In der Nähe des U-Bahnhofs Voltastraße herrscht heute ein Mix aus
Spielkasinos, Restaurants und Ladenlokalen. „Die Idee der Stadt, eine Art
Modestraße entstehen zu lassen, hat sich schnell zerschlagen“, fährt der
1954 geborene Künstler fort. Die Mode- und Kunstszene, die einige
U-Bahn-Stationen weiter Richtung Mitte aktiv ist, hält sich vom Wedding
fern. Trotzdem blieben Bause, Christian Bilger, Frank Eltner, Dirk Lebahn,
Seraphina Lenz und Julia Ziegler standhaft. In den Achtzigern kamen sie aus
Städten wie Münster und Heidelberg nach Berlin und arbeiteten auch schon
vor der Galerie oqbo zusammen.
Die Idee, einen gemeinsamen Raum zu eröffnen, erschien ihnen nach dem
Angebot deshalb ganz selbstverständlich. „Wir sahen das als Chance, mehrere
künstlerische Disziplinen zu verbinden“, erzählt Bause. „Oqbo sollte eine
Art Club werden, in dem man diskutieren und reden kann.“
Das erste Ereignis in der Galerie vor 10 Jahren war deshalb auch eine
Lesung, durchgeführt mit dem Verlag Matthes & Seitz. Aus der losen
Zusammenarbeit entwickelte sich eine Freundschaft und fortlaufende
Kooperation – jede Ausstellung begleitet nun mindestens ein philosophischer
Abend mit Vorträgen und Gesprächen. Auch wenn nicht mehr Platz als in einem
herkömmlichen Wohnzimmer ist, finden die Veranstaltungen inmitten der
ausgestellten Gemälde und Installationen statt. Das hat etwas Gemütliches.
Bause ist außerdem wichtig, dass die jüngere Generation involviert ist. So
lässt Daniela Seel, Autorin und Gründerin des Independent-Verlags
kookbooks, an weiteren Abenden Lyriktalente zu Wort kommen.
Bei der ersten Ausstellung im April 2008 war lediglich ein Schrank, der in
dem leeren Galerieraum stand, zu sehen. In seinen Schubladen befanden sich
14 Mappen mit Zeichnungen und Papierarbeiten von Künstlern. Während des
Ausstellungszeitraums konnten Besucher diese mit weißen Handschuhen
erkunden und die Werke auch erwerben.
## Auswählen und Stöbern
„Wir haben Papierarbeiten auf eine andere Art gezeigt. Das Versammeln um
die Schränke, dabei Auswählen und Stöbern schafft einen besonderen Zugang
zu den Werken“, sagt Bause. Sonst hätte man selten die Möglichkeit zu
erfahren, was auf der Rückseite von Arbeiten steht oder wie schwer und dick
das Papier ist. Inzwischen ist auch dieses Format ein Merkmal von oqbo
geworden. Die „Paperfiles“-Reihe etablierte sich zu einem jährlichen Event
im Galerieraum und ging während der Positions Berlin Art Fair in die 13.

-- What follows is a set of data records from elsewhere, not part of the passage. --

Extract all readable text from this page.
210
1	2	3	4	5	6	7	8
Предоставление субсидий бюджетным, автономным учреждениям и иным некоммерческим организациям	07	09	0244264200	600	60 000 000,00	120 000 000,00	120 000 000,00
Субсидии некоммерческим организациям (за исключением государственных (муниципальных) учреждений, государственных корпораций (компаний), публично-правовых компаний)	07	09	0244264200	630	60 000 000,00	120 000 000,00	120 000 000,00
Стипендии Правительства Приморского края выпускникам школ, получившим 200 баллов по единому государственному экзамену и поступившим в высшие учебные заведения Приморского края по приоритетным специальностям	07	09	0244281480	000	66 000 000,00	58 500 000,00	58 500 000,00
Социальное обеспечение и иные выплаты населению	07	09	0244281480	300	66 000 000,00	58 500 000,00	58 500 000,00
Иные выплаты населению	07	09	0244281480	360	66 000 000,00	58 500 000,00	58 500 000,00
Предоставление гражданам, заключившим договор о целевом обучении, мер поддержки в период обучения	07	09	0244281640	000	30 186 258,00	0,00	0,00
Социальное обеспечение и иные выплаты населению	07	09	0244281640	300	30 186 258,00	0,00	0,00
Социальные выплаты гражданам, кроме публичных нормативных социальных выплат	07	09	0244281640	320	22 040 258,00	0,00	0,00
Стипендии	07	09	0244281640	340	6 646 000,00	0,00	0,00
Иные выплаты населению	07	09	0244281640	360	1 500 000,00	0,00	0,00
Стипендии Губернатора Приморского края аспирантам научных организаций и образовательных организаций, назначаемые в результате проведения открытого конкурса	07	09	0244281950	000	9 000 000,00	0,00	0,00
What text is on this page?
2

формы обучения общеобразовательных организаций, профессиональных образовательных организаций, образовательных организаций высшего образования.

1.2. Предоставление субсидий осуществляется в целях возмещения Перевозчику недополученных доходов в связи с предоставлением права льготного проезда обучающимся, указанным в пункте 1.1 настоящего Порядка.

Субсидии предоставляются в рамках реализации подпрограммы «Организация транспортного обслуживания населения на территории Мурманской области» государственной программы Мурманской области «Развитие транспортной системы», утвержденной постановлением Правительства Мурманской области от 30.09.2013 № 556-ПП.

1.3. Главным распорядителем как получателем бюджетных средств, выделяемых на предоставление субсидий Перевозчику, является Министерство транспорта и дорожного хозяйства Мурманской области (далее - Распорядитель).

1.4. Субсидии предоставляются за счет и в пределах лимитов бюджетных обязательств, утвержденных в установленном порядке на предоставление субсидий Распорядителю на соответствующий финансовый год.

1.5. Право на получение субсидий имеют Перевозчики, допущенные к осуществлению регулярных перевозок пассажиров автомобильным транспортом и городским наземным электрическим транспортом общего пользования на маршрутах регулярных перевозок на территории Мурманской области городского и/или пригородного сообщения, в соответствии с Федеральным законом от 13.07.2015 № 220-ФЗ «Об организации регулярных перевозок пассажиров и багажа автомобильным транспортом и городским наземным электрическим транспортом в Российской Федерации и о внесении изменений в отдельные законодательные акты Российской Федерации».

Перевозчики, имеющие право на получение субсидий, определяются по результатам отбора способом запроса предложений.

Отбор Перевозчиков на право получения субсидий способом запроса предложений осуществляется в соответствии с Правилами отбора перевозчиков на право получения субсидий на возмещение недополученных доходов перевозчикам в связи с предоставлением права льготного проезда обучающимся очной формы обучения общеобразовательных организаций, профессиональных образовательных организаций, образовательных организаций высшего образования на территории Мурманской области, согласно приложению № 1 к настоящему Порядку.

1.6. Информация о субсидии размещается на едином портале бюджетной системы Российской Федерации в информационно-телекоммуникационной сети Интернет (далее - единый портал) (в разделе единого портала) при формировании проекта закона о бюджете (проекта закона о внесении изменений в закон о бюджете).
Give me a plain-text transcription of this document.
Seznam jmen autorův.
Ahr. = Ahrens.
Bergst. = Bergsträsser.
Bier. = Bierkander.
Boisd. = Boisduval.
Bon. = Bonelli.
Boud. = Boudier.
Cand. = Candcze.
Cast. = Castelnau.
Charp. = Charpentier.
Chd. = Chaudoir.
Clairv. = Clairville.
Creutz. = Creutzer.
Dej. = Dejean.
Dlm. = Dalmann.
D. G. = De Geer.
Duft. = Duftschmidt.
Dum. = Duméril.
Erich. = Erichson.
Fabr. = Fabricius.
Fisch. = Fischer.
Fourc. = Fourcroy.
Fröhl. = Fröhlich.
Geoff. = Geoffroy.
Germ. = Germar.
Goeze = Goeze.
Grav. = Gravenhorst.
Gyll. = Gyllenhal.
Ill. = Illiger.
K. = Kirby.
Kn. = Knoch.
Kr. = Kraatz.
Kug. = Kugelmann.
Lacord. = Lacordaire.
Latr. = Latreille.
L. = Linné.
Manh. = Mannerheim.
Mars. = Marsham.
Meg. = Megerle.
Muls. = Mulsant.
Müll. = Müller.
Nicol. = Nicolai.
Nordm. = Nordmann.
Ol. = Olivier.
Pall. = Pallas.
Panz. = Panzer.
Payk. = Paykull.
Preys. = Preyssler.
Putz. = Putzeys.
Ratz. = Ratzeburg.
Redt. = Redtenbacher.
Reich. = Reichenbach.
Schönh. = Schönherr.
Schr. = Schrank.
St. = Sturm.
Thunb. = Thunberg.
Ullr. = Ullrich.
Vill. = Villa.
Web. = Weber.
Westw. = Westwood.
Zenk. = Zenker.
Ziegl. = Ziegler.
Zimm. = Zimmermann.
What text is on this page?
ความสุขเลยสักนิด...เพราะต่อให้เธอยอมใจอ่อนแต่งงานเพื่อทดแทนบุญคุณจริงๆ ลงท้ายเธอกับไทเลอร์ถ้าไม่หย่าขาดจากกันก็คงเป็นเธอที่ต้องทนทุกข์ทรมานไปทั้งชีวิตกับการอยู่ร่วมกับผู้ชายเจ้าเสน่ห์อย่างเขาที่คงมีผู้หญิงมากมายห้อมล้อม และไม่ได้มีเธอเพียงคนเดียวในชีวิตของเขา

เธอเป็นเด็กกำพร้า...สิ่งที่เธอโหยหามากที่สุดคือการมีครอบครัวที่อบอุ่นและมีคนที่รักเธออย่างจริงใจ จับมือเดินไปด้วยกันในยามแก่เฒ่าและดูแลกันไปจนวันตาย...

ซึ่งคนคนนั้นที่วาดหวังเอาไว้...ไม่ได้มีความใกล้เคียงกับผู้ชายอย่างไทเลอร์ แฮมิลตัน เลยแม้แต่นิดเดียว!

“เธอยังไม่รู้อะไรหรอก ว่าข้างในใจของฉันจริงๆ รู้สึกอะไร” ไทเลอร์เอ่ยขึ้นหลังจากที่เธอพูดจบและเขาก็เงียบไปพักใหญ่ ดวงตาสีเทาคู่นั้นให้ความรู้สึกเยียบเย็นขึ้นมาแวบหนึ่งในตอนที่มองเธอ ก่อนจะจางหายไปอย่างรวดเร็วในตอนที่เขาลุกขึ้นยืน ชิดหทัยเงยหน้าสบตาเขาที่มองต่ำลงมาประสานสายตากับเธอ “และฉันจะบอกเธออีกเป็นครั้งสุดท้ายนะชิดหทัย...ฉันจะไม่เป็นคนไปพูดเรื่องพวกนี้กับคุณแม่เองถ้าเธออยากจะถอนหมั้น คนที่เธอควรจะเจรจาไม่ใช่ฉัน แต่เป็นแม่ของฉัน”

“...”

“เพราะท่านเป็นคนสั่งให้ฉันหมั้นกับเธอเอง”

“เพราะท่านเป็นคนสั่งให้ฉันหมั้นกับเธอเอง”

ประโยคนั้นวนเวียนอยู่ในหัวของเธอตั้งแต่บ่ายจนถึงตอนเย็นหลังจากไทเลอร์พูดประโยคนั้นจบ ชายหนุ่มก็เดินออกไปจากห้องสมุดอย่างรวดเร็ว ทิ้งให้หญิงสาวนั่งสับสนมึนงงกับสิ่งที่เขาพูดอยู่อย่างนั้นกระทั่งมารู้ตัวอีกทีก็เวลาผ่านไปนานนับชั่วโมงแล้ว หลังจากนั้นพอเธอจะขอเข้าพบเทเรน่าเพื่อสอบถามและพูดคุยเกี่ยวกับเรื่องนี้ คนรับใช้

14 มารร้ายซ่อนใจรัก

Runde. „Wir bekommen viele Bewerbungen und wählen die Mappen selbst aus“,
sagt Bause und beschreibt damit die kuratorische Arbeit, die er und seine
Kollegen jeden Monat neben der Ausstellungsvorbereitung und -planung
betreiben. Momentan vertritt oqbo 165 Mappen von Künstlern wie Katharina
Grosse, Renate Wolff oder John Bock. Wenn die Mappenschränke nicht der
Mittelpunkt einer Ausstellung sind, können deren Inhalte auch jederzeit im
Hinterraum der Galerie angeschaut werden.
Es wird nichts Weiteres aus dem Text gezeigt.